Wynn Resorts has confirmed the finalised sale of the land and real estate assets of Encore Boston Harbor to Realty Income Corporation for $1.7bn in cash, representing a cash cap rate of 5.9 per cent.
Following the sale, the casino and entertainment group will continue to operate the integrated resort and enter into a triple net lease arrangement with the real estate investment trust.
This will have an initial total annual rent of $100m and a term of 30 years, with one thirty-year tenant renewal option. Rent will escalate at 1.75 per cent for the first ten years, and the greater of 1.75 per cent and the CPI increase during the prior year (capped at 2.5 per cent) over the remainder of the initial lease term.

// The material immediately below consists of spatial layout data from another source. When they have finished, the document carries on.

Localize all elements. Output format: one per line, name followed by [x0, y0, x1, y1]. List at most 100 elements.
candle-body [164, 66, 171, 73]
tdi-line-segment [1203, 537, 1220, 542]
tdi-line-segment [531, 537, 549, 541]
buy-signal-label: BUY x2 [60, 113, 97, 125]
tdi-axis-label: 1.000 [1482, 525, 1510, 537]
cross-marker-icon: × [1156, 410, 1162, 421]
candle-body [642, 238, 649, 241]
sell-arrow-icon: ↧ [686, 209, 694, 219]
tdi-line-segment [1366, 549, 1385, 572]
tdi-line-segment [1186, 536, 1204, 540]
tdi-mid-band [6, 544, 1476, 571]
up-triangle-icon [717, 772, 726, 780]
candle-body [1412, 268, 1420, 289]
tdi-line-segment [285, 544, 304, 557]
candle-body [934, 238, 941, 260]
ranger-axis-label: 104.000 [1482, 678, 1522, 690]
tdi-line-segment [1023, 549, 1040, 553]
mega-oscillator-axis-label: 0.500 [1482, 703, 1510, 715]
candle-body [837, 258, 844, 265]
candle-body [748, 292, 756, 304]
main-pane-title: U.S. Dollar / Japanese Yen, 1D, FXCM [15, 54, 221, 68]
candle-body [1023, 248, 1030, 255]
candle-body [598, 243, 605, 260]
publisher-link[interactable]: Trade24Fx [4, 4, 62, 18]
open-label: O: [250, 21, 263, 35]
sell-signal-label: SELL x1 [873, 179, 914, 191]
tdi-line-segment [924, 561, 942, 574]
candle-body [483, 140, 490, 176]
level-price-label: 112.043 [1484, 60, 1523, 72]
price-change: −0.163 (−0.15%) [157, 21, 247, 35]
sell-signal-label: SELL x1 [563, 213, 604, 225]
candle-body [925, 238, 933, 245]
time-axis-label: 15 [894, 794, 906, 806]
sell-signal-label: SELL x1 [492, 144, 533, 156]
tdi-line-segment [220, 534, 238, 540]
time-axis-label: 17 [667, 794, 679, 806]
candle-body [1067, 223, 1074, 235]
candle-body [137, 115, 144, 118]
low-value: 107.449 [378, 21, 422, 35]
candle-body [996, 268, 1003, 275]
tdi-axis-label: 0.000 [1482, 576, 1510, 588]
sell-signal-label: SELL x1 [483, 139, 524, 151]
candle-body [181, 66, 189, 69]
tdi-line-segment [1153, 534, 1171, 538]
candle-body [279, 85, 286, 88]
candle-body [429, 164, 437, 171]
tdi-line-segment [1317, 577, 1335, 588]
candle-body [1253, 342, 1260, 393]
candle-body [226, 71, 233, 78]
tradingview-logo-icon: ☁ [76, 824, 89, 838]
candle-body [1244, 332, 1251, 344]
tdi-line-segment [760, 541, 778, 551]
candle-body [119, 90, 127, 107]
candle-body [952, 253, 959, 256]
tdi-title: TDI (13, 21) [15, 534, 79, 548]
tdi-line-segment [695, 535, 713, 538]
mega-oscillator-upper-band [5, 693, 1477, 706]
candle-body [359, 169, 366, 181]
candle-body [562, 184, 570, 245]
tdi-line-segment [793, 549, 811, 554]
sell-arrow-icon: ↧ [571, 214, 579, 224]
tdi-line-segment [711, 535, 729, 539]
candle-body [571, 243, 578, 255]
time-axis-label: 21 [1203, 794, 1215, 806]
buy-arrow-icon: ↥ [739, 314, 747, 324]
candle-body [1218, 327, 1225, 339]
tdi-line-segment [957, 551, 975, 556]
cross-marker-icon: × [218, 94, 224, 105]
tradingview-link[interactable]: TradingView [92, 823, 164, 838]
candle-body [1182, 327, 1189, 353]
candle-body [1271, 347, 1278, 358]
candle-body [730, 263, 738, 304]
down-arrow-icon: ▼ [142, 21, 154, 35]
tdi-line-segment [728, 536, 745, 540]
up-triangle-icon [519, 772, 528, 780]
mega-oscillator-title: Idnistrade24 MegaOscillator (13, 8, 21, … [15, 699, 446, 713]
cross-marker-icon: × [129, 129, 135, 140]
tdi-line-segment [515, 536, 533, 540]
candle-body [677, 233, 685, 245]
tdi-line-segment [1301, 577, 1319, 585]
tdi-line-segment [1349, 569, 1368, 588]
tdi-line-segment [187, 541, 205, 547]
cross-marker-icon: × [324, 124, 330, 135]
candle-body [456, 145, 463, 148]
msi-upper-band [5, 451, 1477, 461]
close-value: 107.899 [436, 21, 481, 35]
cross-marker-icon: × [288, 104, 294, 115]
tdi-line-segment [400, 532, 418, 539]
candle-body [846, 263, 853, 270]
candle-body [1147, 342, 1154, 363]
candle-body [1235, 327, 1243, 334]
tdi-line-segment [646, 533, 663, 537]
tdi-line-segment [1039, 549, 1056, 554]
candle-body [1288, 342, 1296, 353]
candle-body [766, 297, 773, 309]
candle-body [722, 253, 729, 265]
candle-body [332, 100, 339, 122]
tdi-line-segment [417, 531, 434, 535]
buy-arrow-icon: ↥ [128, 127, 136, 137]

Craig Billings, CEO of Wynn, had previously noted that the proceeds of the transaction would provide liquidity for upcoming development projects, with it added that it also offers the potential to further strengthen the company’s global liquidity position to $4.4bn.

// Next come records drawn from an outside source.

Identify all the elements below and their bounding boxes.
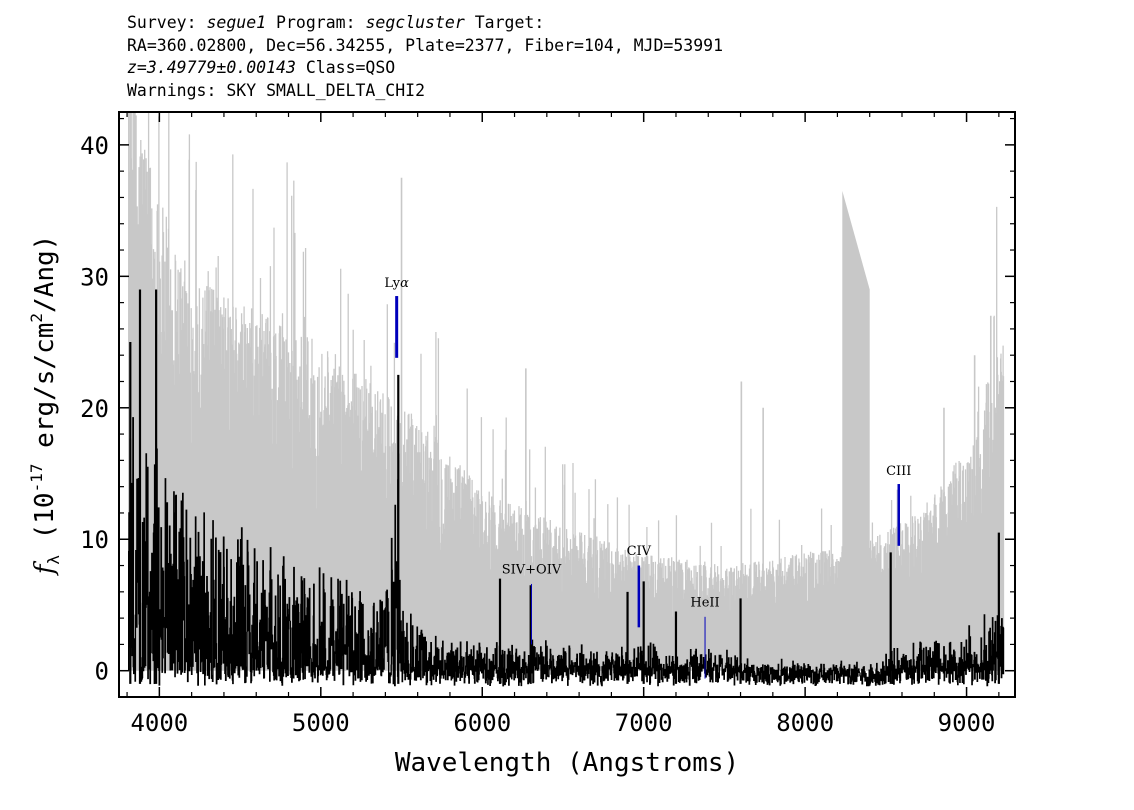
- series-flux: [127, 289, 1005, 687]
- emission-line-label: Lyα: [384, 276, 409, 291]
- y-title-open: (10: [30, 492, 60, 555]
- emission-line-label-main: SIV+OIV: [502, 562, 562, 577]
- emission-line-label-main: CIII: [886, 464, 911, 479]
- target-label: Target:: [474, 13, 545, 32]
- series-flux-trace: [127, 417, 1005, 687]
- x-tick-label: 7000: [615, 709, 673, 737]
- emission-lines: Lyα SIV+OIV CIV HeII CIII: [384, 276, 911, 679]
- x-tick-label: 8000: [776, 709, 834, 737]
- y-title-units: erg/s/cm: [30, 323, 60, 464]
- emission-line-label-main: CIV: [627, 544, 652, 559]
- series-error-trace: [128, 113, 1005, 671]
- survey-value: segue1: [206, 13, 267, 32]
- plot-content: Lyα SIV+OIV CIV HeII CIII: [127, 113, 1005, 687]
- coordinates-line: RA=360.02800, Dec=56.34255, Plate=2377, …: [127, 35, 724, 55]
- x-tick-label: 9000: [938, 709, 996, 737]
- x-tick-label: 5000: [292, 709, 350, 737]
- emission-line-label: SIV+OIV: [502, 562, 562, 577]
- y-tick-label: 0: [95, 658, 109, 686]
- series-error-band: [842, 190, 870, 671]
- program-label: Program:: [276, 13, 356, 32]
- y-tick-label: 30: [80, 263, 109, 291]
- emission-line-label: HeII: [690, 595, 719, 610]
- series-error: [128, 113, 1005, 671]
- survey-label: Survey:: [127, 13, 197, 32]
- y-tick-label: 20: [80, 395, 109, 423]
- redshift-value: z=3.49779±0.00143: [127, 58, 296, 77]
- emission-line-label-main: Ly: [384, 276, 400, 291]
- y-title-square: 2: [27, 313, 46, 323]
- emission-line-label-greek: α: [400, 276, 409, 291]
- warnings-line: Warnings: SKY SMALL_DELTA_CHI2: [127, 80, 426, 100]
- axes: 4000 5000 6000 7000 8000 9000 0 10 20 30 40: [80, 112, 1015, 737]
- y-tick-label: 40: [80, 132, 109, 160]
- y-title-lambda: λ: [44, 555, 63, 565]
- emission-line-label: CIV: [627, 544, 652, 559]
- emission-line-label: CIII: [886, 464, 911, 479]
- y-axis-title: fλ (10-17 erg/s/cm2/Ang): [27, 235, 63, 577]
- y-tick-label: 10: [80, 526, 109, 554]
- class-value: Class=QSO: [305, 58, 396, 77]
- y-title-exponent: -17: [27, 464, 46, 493]
- plot-frame: [118, 111, 1016, 698]
- x-tick-label: 6000: [453, 709, 511, 737]
- y-title-close: /Ang): [30, 235, 60, 313]
- program-value: segcluster: [365, 13, 465, 32]
- spectrum-header: Survey: segue1 Program: segcluster Targe…: [127, 12, 723, 102]
- emission-line-label-main: HeII: [690, 595, 719, 610]
- x-axis-title: Wavelength (Angstroms): [395, 748, 739, 778]
- x-tick-label: 4000: [130, 709, 188, 737]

Encore Boston Harbor, located on the Mystic River less than five miles from downtown Boston, debuted to much fanfare in June 2019 at a cost of $2.6bn.
When the deal was first disclosed in February, Wynn said that it would retain a 13-acre plot of developable land upon which it plans to construct an expansion that includes additional covered parking along and non-gaming amenities.

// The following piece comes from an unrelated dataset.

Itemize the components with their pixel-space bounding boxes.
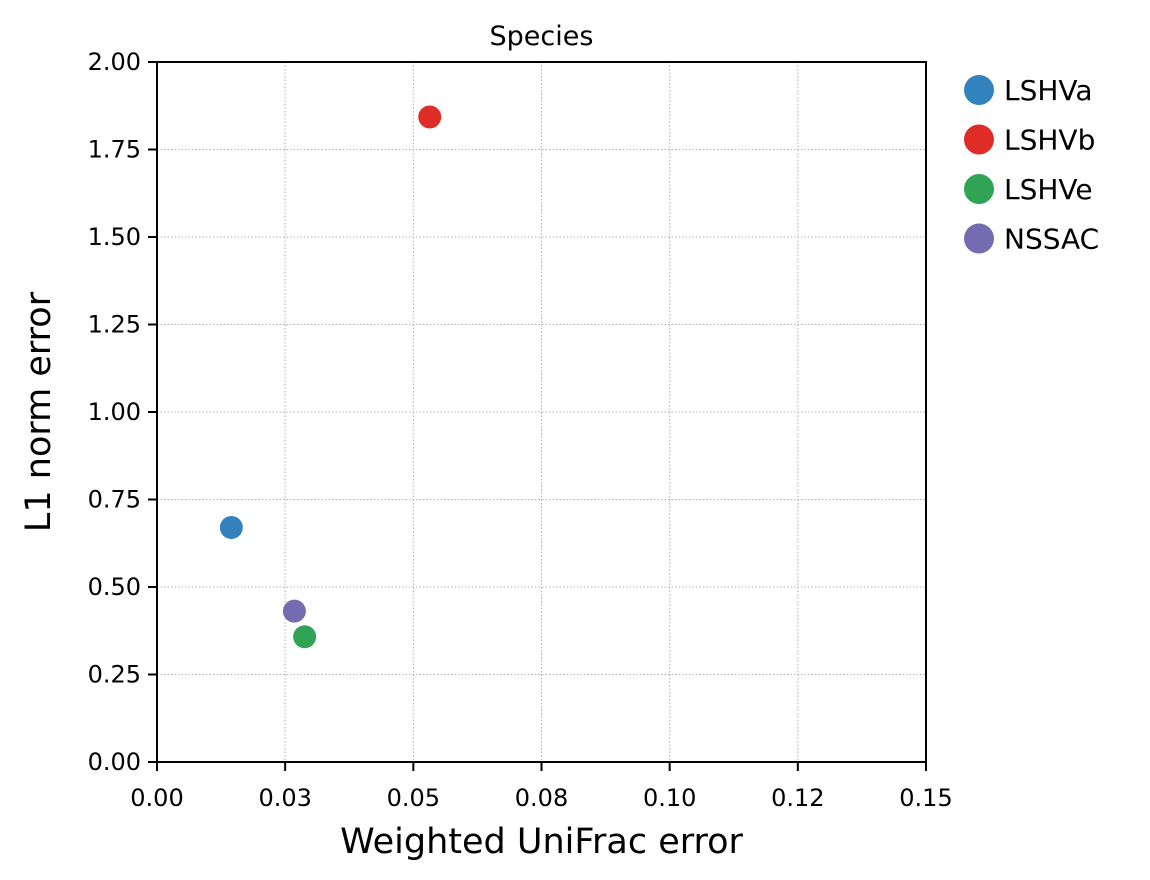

Sumit Roy, Realty Income’s president and chief executive officer, commented when the deal was announced: “This transaction demonstrates our ability to utilise our platform and scale to acquire prime real estate assets across a variety of industries in alignment with our investment criteria.
“Our investment philosophy centres around generating favourable risk-adjusted returns by investing in strategically important properties with partners who are leaders in their respective industries.
“We are pleased to cultivate a new relationship with Wynn Resorts as we expand our universe of net lease investments.”